When you decide to walk in the door of any place with a live alligator show, there’s a small, sadistic part of you that hopes something goes wrong.
Of course you don’t want to see anybody hurt, but it’s same reason we like the crashes in NASCAR, the same reason we pay money to see a guy stick his head in a lion’s mouth at the circus, and it’s the same reason people jump out of perfectly good planes with nothing more than a parachute.
Will the chute open, will it not open… there’s an exhilarating rush you can only get when your life is on the line.
Not exactly the same stakes here, but at Scales and Tails in West Valley City, Utah, to say the show went off the rails would be the understatement of the year.
According to TMZ, a gator handler at Scales and Tails was attempting to feed a gator? Show off the gator? I don’t really know what she was trying to do, but when she opened that cage door and told him to “get back” with a hand to the face, he did exactly what you’d expect a large alligator to do… bite her damn hand.
The gator clamps down hard on her hand and starts doing “death rolls” which basically means it’s all over for that poor handler’s arm. Death rolls are a maneuver gators use to rip off a limb or whatever they have in their jaws. Think of it as the gator’s finishing move.
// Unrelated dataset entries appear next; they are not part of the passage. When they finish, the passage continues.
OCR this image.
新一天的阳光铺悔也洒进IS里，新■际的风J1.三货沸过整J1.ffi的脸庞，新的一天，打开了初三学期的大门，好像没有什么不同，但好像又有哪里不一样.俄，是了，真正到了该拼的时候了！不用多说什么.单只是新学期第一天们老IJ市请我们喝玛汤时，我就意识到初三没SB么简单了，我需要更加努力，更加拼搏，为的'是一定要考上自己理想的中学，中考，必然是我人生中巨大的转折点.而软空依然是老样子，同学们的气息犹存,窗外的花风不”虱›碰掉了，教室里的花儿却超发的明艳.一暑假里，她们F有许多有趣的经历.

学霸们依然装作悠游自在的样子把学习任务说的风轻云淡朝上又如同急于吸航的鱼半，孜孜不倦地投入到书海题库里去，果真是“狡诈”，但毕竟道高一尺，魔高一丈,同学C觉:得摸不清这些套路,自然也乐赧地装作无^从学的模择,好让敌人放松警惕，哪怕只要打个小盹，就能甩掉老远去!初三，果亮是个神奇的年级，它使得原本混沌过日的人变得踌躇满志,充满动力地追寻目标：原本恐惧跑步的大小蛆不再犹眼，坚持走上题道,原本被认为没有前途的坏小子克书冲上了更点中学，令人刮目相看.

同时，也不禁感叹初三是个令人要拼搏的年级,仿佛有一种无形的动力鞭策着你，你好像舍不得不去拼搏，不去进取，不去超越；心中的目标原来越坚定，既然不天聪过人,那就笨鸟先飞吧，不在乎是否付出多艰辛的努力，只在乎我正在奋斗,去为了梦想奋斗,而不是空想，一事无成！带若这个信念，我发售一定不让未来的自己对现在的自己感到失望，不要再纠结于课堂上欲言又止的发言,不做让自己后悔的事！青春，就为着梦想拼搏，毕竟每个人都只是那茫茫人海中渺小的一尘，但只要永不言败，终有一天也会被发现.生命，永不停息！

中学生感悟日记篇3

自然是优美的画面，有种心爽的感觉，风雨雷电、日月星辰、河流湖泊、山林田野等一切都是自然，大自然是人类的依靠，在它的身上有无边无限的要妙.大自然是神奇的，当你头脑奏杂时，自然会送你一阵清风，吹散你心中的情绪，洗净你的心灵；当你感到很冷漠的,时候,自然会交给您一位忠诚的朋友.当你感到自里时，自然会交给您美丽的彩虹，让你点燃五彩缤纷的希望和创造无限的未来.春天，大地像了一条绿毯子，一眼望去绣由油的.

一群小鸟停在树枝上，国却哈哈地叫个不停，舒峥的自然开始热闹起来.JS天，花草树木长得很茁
Thankfully, the woman is able to roll with the gator (and it’s not that big) right before a random spectator named Donnie Wiseman, who appears to be visiting the zoo with his wife and kids, does the unthinkable.
In an effort to stop the gator from rolling, he JUMPS ON THE GATOR’S back.
Let’s roll the tape:
Eventually the gator lets go, but poor, heroic, extremely untrained in the sport of alligator wresting, Donnie is stuck in the tank on the pissed off gator’s back.
Let’s just pause for a moment… can you imagine?
Instincts take over, you jump on a hungry gator’s back, and you’re technically a hero, but suddenly you’re all alone in the tank riding a gator, about to get your own hand bit off in front of your young children. I mean, talk about a “how the hell did I wind up here?” kind of moment.
A lesser man would’ve stood there and watched… and also not wound up in this extremely precarious position.
So Donnie’s sitting on the gator’s back, gator is thrashing about, the handler has a mangled hand, your kids are screaming behind the glass and some dickhead in a green shirt is saying “hold his mouth shut.”
And where the hell is the rest of the staff when this happens? Hell, even Joe Exotic’s redneck tiger zoo had a better response than this place. Although, I gotta hand it to the handler here (no pun intended), even with her hand in the gator’s mouth she was cool as a cucumber. Ice water in her veins.
I’d like to think Donnie at least got a refund for his heroic actions… perhaps a lifetime supply of visits to Scales and Tails on the house? They really should turn that damn gator into a pair of boots and give ’em to Donnie… make this whole thing worth it.
Either way, if you see Donnie in the streets, get that man a beer. He deserves the hell outta one.